Telecoms operators seek exclusion from controversial NITDA Bill

[ad_1]

• Be wary of assenting to controversial bills before exit

Telecommunications operators have kicked against their inclusion in the regulation by the National Information Technology Development Agency (NITDA) under the planned NITDA Bill currently being debated at the National Assembly.

Telcos under the aegis of the Association of Licensed Telecommunications Operators of Nigeria (ALTON), stated this in their submission to the Joint Committee of the Senate and House of Representatives on ICT and Cyber Security, during a public hearing on the bill.

In the document made available to journalists, yesterday, they submitted that including telecoms operators as entities to be regulated by NITDA would amount to multiple regulations as they are currently being regulated by the Nigerian Communications Commission (NCC).

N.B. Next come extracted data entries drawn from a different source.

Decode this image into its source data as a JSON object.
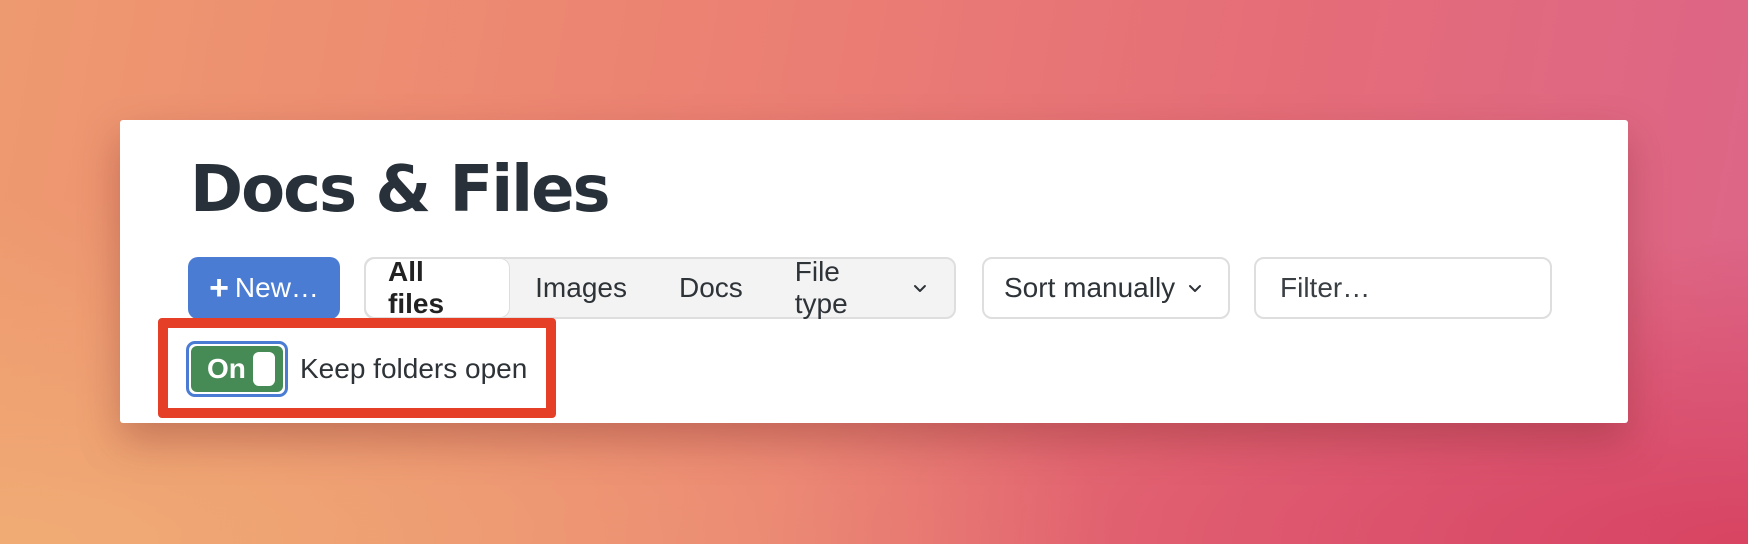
{
  "page": {
    "title": "Docs & Files"
  },
  "toolbar": {
    "new_button": {
      "icon": "plus-icon",
      "label": "New…"
    },
    "tabs": [
      {
        "label": "All files",
        "active": true
      },
      {
        "label": "Images",
        "active": false
      },
      {
        "label": "Docs",
        "active": false
      },
      {
        "label": "File type",
        "dropdown": true,
        "icon": "chevron-down-icon"
      }
    ],
    "sort": {
      "label": "Sort manually",
      "icon": "chevron-down-icon"
    },
    "filter": {
      "placeholder": "Filter…"
    }
  },
  "option": {
    "toggle_state": "On",
    "label": "Keep folders open"
  },
  "colors": {
    "accent": "#4a7cd4",
    "toggle_on": "#468a55",
    "highlight": "#e63f28",
    "title": "#283139"
  }
}
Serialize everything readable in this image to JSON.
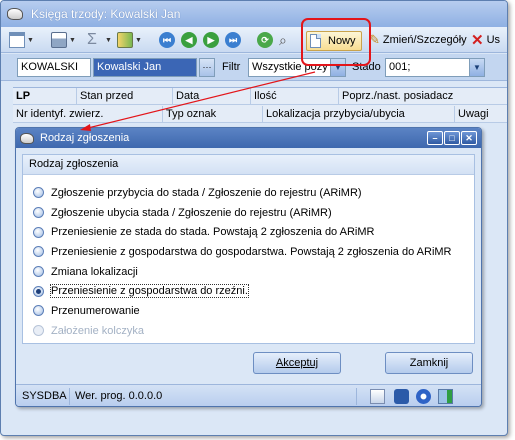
{
  "main_window": {
    "title": "Księga trzody: Kowalski Jan"
  },
  "toolbar": {
    "nowy_label": "Nowy",
    "zmien_label": "Zmień/Szczegóły",
    "usun_label": "Us"
  },
  "filterbar": {
    "owner_code": "KOWALSKI",
    "owner_name": "Kowalski Jan",
    "filter_label": "Filtr",
    "filter_value": "Wszystkie pozy",
    "stado_label": "Stado",
    "stado_value": "001;"
  },
  "grid": {
    "row1": [
      "LP",
      "Stan przed",
      "Data",
      "Ilość",
      "Poprz./nast. posiadacz"
    ],
    "row2": [
      "Nr identyf. zwierz.",
      "Typ oznak",
      "Lokalizacja przybycia/ubycia",
      "Uwagi"
    ]
  },
  "dialog": {
    "title": "Rodzaj zgłoszenia",
    "group_header": "Rodzaj zgłoszenia",
    "options": [
      "Zgłoszenie przybycia do stada / Zgłoszenie do rejestru (ARiMR)",
      "Zgłoszenie ubycia stada / Zgłoszenie do rejestru (ARiMR)",
      "Przeniesienie ze stada do stada. Powstają 2 zgłoszenia do ARiMR",
      "Przeniesienie z gospodarstwa do gospodarstwa. Powstają 2 zgłoszenia do ARiMR",
      "Zmiana lokalizacji",
      "Przeniesienie z gospodarstwa do rzeźni.",
      "Przenumerowanie",
      "Założenie kolczyka"
    ],
    "selected_index": 5,
    "disabled_index": 7,
    "accept_label": "Akceptuj",
    "close_label": "Zamknij"
  },
  "statusbar": {
    "user": "SYSDBA",
    "version": "Wer. prog. 0.0.0.0"
  },
  "colors": {
    "highlight": "#e3151a",
    "dialog_title": "#3e68ae",
    "window_bg": "#dbe7f6"
  }
}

The call comes even as other stakeholders in the entire information and communications technology (ICT) industry have urged President Muhammadu Buhari to be wary of assenting to controversial bills before May 29 handover.

Among the bills fingered is the NITDA Bill, which they said could be surreptitiously passed into law by those pushing for it. They stressed that the legislation would create serious chaos in the sector and rub it of immense contributions to the economy.

Alton in the document signed by its Chairman and Head of Operations, Gbenga Adebayo and Gbolahan Awonuga respectively, posited that most of the regulatory functions being ascribed to NITDA in the new Bill were duplicating NCC’s roles.

For instance, telcos submitted, among others that “If the Bill is passed as presently constituted, there is the risk that the Agency, acting properly under the Bill may issue regulations, guidelines, and standards with regard to the use of information technology and digital services, which will conflict with the functions of the NCC. It will also result in double and possibly conflicting regulations for telecommunications companies in Nigeria.

“In this circumstance, we humbly request that since telecommunications are already being regulated by the NCC with regards to information technology and digital services, the Distinguished Members of the Committee have telecommunication companies excluded from group of persons operators who will come under the control and regulation of the Agency with regards to information technology and digital services.”

Also, citing Section 6(1) and (12) of the Bill, which provides that the NITDA is empowered to “implement all government policies on information technology and digital economy,” and “issue and renew licenses and authorisations for the provision of information technology and digital services,” ALTON said what constitutes information technology and digital economy are defined in Section 33 of the Bill.

“By the said provision of Section 33, “Digital Economy” is defined to mean “any aspect of the Nigerian Economy that is based or driven by digital technologies,” while “Information Technology” is defined to include “all forms of technology used to create, store, exchange and use information in its various forms (business data, voice, conversation, still images, motion pictures, multimedia presentations and other forms including those not yet conceived.

Distinguished Members of the Senate Committee ICT and Cyber Security, going by the foregoing, it is apparent that the Agency is being empowered to regulate activities that are already under the purview of the Nigerian Communications Commission (“NCC”). Presently, the NCC regulates the activities of all telecommunications companies that fall within the purview of the digital economy and information technology.

“Specifically, the NCC with regard to the digital economy is responsible for the monitoring and implementation of the National Broadband Plan (2020 – 2025) and the National Digital Economy Policy and Strategy.

“Closely related to the above are the provisions of Section 6(2) of the Bill, which empowers the Agency to test and approve the use of information technology infrastructure and services before adoption in Nigeria and Section 20, which clothes the Agency with powers to make regulations and issue licenses and authorization for operators in the information technology and digital economy sector.”

Meanwhile, while calling on President Buhari to avoid assenting to bills that would pose implementation challenges to the incoming new government, the stakeholders, who spoke anonymosly, recalled that there is a tradition by some government officials to get the President to sign certain bills towards the end of his tenure, which might pose hiccups for the success of new government.

Referencing former President Olusegun Obasanjo, who at the twilight of his administration, was almost coerced into assenting the Community Radio bill by some government official, “but President Obasanjo refused it after going through the documents and said he doesn’t want to make things difficult for the incoming government.”

According to them, what President Obasanjo did was to give recommendations on some of the bills in his handover note to the incoming president.

“Though, during President Yar’Adua’s reign, he couldn’t implement this because of obvious reasons, but under President Goodluck Jonathan, he signed the bill a few months before leaving office. He asked NBC to give radio licenses. He also got a Cybercrime bill assented to in a hurry.

“Today, the Cybercrime Act 2015 has been subjected to several controversies with some stakeholders kicking that it has not been effective in helping the country tackle the rising menace of cybercrime,” the source stated.

It is on this premise that they urged President Buhari not to assent to, NITDA Bill, which is currently unsettling the sector.

Some other sources within the industry, who are closely monitoring developments around the bill told The Guardian that the bill could be among the last-minute bills to be passed into law by President Muhammadu Buhari after appending his assent giving before May 29 handover to new government.